Ever feel that you’re not alone? Once upon a time, listening to music was a great way to chill out, but modern technology seems to have hijacked that simple pleasure in order to make money and spy on us.

A lawsuit filed in Chicago claims that Bose, makers of high-quality wireless headphones that can be paired with mobile phones or computers using an app, has been secretly selling customers’ listening history to marketing companies. Opponents claim the data collected not only reveals preferences in music, but also the customer’s location and intimate personal details.

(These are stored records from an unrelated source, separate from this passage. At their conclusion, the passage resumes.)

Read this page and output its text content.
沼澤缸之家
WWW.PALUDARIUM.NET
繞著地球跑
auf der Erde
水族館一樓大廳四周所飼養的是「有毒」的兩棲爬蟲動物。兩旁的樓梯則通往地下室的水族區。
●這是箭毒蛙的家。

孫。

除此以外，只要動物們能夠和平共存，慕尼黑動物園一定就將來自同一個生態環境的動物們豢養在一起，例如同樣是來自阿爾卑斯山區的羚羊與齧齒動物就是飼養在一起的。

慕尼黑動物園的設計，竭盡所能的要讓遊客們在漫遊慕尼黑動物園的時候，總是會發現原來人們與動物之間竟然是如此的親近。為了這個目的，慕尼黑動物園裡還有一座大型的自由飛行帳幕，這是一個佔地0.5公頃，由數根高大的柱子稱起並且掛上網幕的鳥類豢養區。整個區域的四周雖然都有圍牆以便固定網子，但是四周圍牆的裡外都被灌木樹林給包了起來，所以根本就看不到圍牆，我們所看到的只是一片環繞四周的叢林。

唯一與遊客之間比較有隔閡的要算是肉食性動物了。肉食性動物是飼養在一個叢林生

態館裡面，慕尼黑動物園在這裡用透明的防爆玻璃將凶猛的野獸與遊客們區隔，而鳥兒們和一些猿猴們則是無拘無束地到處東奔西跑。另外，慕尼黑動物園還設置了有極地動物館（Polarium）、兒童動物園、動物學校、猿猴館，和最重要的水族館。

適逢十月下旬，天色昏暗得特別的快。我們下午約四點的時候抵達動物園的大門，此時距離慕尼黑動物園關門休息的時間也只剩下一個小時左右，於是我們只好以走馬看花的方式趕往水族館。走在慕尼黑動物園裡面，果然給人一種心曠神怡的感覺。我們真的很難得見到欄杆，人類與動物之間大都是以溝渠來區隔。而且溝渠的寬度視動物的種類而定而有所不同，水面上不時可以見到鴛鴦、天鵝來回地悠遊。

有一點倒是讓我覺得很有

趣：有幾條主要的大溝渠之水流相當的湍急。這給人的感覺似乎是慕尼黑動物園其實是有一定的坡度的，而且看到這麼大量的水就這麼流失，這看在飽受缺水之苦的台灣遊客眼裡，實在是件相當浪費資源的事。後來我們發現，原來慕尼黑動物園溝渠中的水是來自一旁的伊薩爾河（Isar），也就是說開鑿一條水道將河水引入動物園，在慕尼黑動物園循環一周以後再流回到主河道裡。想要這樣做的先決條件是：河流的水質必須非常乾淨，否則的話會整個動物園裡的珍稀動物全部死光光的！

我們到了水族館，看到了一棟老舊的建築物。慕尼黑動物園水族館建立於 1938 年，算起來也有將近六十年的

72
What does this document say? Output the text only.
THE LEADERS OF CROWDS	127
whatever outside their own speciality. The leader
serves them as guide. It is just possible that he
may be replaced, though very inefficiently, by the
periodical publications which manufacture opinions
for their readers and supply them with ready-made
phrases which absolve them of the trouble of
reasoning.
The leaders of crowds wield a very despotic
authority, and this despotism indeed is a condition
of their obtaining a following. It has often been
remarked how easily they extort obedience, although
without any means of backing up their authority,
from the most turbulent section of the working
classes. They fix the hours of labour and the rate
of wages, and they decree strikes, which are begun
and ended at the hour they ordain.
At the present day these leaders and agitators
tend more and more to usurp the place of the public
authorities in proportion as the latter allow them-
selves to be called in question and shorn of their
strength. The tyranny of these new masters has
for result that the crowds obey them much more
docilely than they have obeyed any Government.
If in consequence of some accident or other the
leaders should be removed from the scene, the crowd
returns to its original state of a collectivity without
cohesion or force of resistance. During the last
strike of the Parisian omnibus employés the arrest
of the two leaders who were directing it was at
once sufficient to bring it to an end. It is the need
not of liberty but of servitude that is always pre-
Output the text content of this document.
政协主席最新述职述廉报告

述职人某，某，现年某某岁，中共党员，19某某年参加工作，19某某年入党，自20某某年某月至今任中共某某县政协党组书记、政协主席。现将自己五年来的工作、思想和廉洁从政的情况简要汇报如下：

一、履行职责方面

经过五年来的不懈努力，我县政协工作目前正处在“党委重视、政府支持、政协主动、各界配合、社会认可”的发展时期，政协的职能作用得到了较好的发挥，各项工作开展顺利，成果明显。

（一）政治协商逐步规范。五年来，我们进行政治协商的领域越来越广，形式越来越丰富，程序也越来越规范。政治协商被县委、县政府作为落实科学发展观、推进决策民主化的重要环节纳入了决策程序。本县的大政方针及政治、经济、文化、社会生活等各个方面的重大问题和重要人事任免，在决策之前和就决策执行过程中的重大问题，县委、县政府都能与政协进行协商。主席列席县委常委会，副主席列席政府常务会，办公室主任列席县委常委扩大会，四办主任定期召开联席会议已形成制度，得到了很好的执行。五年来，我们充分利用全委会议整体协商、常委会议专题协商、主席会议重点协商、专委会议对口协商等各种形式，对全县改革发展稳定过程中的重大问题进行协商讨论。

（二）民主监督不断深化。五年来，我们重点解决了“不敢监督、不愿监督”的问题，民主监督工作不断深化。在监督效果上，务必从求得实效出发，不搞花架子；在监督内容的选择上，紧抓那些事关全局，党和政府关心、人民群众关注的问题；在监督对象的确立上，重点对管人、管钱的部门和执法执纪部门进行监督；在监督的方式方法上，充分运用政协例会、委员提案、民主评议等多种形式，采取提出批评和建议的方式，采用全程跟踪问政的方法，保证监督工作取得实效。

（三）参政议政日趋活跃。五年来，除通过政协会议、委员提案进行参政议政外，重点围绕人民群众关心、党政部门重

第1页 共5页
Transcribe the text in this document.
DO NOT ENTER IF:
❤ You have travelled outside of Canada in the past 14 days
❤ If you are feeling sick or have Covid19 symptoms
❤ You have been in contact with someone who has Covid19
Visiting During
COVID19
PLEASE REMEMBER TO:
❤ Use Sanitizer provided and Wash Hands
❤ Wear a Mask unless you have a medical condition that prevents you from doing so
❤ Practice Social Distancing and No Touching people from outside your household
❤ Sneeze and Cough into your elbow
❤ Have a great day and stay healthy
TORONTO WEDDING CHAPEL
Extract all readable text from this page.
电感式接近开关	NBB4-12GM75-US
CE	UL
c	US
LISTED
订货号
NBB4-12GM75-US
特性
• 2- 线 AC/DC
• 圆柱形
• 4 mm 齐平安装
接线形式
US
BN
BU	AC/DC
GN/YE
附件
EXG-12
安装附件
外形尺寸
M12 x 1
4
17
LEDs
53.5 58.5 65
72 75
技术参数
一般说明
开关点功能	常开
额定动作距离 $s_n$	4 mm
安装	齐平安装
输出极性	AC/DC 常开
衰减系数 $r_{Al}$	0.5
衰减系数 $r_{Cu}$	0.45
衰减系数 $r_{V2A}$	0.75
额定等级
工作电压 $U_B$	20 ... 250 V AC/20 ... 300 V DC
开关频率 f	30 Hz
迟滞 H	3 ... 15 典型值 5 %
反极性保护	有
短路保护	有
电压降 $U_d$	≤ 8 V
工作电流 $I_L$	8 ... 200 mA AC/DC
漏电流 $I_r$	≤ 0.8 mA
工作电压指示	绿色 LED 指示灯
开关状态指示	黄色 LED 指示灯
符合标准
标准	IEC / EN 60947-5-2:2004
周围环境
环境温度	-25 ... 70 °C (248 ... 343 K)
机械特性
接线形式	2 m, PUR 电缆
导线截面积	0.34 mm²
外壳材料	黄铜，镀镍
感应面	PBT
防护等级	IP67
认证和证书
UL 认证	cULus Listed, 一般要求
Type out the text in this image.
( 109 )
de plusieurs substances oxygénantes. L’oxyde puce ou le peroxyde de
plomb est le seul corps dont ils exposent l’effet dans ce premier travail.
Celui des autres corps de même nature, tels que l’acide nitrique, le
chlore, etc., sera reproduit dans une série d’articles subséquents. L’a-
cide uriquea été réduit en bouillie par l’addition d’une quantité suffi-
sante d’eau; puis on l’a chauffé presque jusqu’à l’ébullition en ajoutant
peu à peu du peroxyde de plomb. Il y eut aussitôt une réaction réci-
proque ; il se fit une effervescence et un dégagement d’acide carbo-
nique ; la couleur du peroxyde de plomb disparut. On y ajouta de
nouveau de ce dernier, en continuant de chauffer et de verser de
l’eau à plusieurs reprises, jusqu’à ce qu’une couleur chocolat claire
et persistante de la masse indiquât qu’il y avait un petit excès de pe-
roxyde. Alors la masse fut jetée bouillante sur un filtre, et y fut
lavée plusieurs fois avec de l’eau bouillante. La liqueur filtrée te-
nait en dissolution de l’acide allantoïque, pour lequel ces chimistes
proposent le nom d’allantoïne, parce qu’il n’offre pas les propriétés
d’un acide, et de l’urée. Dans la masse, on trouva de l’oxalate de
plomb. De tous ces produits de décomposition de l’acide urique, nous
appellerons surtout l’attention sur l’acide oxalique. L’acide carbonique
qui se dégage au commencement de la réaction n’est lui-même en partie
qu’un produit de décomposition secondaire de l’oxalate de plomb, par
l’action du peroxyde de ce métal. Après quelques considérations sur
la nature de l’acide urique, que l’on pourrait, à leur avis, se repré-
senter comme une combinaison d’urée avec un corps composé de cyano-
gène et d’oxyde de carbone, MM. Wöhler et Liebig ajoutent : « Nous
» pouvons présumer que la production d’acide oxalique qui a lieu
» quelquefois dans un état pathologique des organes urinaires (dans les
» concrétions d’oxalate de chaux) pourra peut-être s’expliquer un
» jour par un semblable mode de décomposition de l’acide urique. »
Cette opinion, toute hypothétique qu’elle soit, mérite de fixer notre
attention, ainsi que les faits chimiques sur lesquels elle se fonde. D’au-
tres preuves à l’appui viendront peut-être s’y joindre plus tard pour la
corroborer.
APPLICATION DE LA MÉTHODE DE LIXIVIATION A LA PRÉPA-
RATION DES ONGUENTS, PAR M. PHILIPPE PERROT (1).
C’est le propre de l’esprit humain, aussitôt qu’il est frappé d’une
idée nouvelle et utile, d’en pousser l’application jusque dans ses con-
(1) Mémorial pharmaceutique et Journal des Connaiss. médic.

WikiLeaks has already revealed that, in 2015, Samsung warned owners of their internet-connected television model F8000 not to discuss personal or sensitive information when using the voice recognition function, as the set was not secure. They claimed that the CIA was capable of bugging the device, and that MI5 and GCHQ were developing similar techniques.

May on Snoopers' Charter

When Mark Zuckerberg was filmed at his desk last year, we noticed he’d covered the laptop camera and microphone with tape. Paranoid or tech-savvy? Zuckerberg is developing a “mind computer interface” which could pick up thoughts you share on Facebook, probably via a headset. A spokesperson said the technology would allow users to transmit messages to friends without the need for phones or computers – but critics say that this kind of development hands over even more of our privacy to Facebook to exploit for commercial gain.

If that doesn’t worry you enough, then consider this: researchers in California are developing an app which can listen in to phones and detect when a row is about to break out. Apparently the algorithm managed to correctly spot conflict brewing nearly 80 per cent of the time.